The user’s experience must be sensitively considered. A failed user registration experience may result for that visitor not to come back anymore to your site. A slow search engine will automatically make the user not to try out your system again. Load testing must also be done. How many users are you expecting to simultaneously log in to your site? Your site must be able to handle that.
Your site’s content must be proofed as well. Misspellings and grammatical errors are not acceptable. Get your marketing communications people involved to ensure that the message tone is right and friendly to the target audience.
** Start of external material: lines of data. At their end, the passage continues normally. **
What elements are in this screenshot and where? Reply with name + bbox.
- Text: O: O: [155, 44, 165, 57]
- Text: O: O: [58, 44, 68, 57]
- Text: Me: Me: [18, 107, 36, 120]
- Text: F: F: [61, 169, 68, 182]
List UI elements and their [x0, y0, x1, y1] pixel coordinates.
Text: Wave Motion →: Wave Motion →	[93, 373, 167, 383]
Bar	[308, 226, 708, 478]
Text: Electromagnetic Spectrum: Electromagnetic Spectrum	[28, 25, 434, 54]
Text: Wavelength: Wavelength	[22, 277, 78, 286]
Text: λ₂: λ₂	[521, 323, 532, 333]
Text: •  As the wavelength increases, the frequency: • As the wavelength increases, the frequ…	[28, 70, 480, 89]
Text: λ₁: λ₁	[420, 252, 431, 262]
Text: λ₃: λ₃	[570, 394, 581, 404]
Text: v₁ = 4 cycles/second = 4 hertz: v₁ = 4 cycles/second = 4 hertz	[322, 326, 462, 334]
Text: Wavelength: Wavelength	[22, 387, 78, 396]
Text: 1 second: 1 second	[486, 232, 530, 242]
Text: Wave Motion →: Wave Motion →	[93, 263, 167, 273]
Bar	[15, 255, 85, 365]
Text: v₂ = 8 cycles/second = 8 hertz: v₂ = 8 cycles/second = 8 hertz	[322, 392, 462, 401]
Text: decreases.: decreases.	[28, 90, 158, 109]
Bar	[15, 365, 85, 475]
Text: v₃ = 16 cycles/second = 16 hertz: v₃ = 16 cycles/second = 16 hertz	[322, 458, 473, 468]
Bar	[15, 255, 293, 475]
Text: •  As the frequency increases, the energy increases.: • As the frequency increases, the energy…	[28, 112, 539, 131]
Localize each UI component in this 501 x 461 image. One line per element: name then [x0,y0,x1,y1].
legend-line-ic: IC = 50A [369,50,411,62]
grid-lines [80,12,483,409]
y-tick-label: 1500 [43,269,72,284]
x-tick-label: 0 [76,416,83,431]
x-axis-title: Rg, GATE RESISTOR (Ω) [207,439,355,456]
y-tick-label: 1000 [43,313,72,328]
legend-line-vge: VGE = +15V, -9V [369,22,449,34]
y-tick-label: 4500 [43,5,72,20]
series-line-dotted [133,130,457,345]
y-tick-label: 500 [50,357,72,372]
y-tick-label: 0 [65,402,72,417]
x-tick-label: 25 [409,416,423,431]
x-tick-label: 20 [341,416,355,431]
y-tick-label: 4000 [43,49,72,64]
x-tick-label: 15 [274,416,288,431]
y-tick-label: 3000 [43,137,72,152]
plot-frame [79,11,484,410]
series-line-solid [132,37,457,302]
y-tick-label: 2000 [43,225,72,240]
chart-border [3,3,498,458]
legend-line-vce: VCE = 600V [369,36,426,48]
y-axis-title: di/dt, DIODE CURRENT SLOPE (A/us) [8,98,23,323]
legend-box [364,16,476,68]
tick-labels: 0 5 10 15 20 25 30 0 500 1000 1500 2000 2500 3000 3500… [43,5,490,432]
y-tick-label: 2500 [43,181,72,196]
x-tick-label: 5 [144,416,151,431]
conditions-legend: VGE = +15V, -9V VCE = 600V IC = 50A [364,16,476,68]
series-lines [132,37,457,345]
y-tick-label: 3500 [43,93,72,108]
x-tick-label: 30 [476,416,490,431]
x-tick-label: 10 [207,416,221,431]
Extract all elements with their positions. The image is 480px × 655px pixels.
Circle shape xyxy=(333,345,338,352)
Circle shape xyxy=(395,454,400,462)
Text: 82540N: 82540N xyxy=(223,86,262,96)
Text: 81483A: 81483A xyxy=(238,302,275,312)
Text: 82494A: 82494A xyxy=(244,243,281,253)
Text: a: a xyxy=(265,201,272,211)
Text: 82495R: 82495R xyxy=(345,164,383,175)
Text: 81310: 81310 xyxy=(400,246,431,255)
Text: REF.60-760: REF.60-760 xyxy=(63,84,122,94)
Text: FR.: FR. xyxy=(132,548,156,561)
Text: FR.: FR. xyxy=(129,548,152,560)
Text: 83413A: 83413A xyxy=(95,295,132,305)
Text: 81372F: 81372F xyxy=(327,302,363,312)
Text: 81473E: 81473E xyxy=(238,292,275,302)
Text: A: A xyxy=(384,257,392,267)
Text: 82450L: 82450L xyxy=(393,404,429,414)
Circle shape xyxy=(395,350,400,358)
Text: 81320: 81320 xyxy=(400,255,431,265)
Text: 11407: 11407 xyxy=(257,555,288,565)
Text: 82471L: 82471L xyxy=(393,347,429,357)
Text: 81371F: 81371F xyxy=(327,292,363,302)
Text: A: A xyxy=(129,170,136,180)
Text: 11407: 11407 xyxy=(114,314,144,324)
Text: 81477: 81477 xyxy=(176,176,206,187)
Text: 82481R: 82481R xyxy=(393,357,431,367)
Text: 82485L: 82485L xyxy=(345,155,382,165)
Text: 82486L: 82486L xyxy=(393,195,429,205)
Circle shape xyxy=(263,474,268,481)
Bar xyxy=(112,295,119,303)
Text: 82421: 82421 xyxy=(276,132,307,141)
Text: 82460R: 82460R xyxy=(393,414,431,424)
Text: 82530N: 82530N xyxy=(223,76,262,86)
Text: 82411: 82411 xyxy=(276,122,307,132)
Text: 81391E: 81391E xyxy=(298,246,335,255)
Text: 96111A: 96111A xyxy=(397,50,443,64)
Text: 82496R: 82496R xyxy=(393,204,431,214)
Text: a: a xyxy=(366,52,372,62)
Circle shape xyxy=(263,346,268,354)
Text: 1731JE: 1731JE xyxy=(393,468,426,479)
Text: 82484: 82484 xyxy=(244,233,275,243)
Operational testing needs to be done especially if your site intends to deliver goods. If your site promises delivery within 7 days, make sure it meets that commitment.
Security Plan
Take steps to ensure that your site is secured. Before worrying about external forces, consider securing your backyard first as most security breaches are caused within the organization. Have a process established as well to follow when hacking and fraud attempts are encountered. Be familiar with law enforcement and legal procedures in order to avoid tampering with potential evidence.
Marketing Initiatives
The common notion that just build your e-commerce project website and they will come is not good enough today. Effort must be made to ensure that your target audience will be interested and achieve your success criteria.
Monitoring and Maintenance
Ensure that the e-commerce project performance and commitments are met through consistent monitoring. How you intend to do it shall be defined here.
Budget
The budget usually at the latter part of the plan is immediately checked upon whenever it is presented. It must cover all aspects from planning, design and development, launch, and maintenance. A full blown e-commerce website that includes a payment solution normally cost no less than five hundred thousand pesos. It is almost like opening a physical store. However, the difference is that an online presence is global.
With targets properly defined and plan consistently followed, the return on investment can be achieved soon.
Conclusion
Creating an e-commerce project plan usually takes 6 weeks to 6 months. If this is a comprehensive plan, it will also tackle back-end business process improvements.
To increase success of an e-commerce project, the necessary information should be transparent and realistic. Commitment and buy-in of stakeholders must be locked on for a period of no less than four years. Proper monitoring and creative feedback will get you through from start to finish.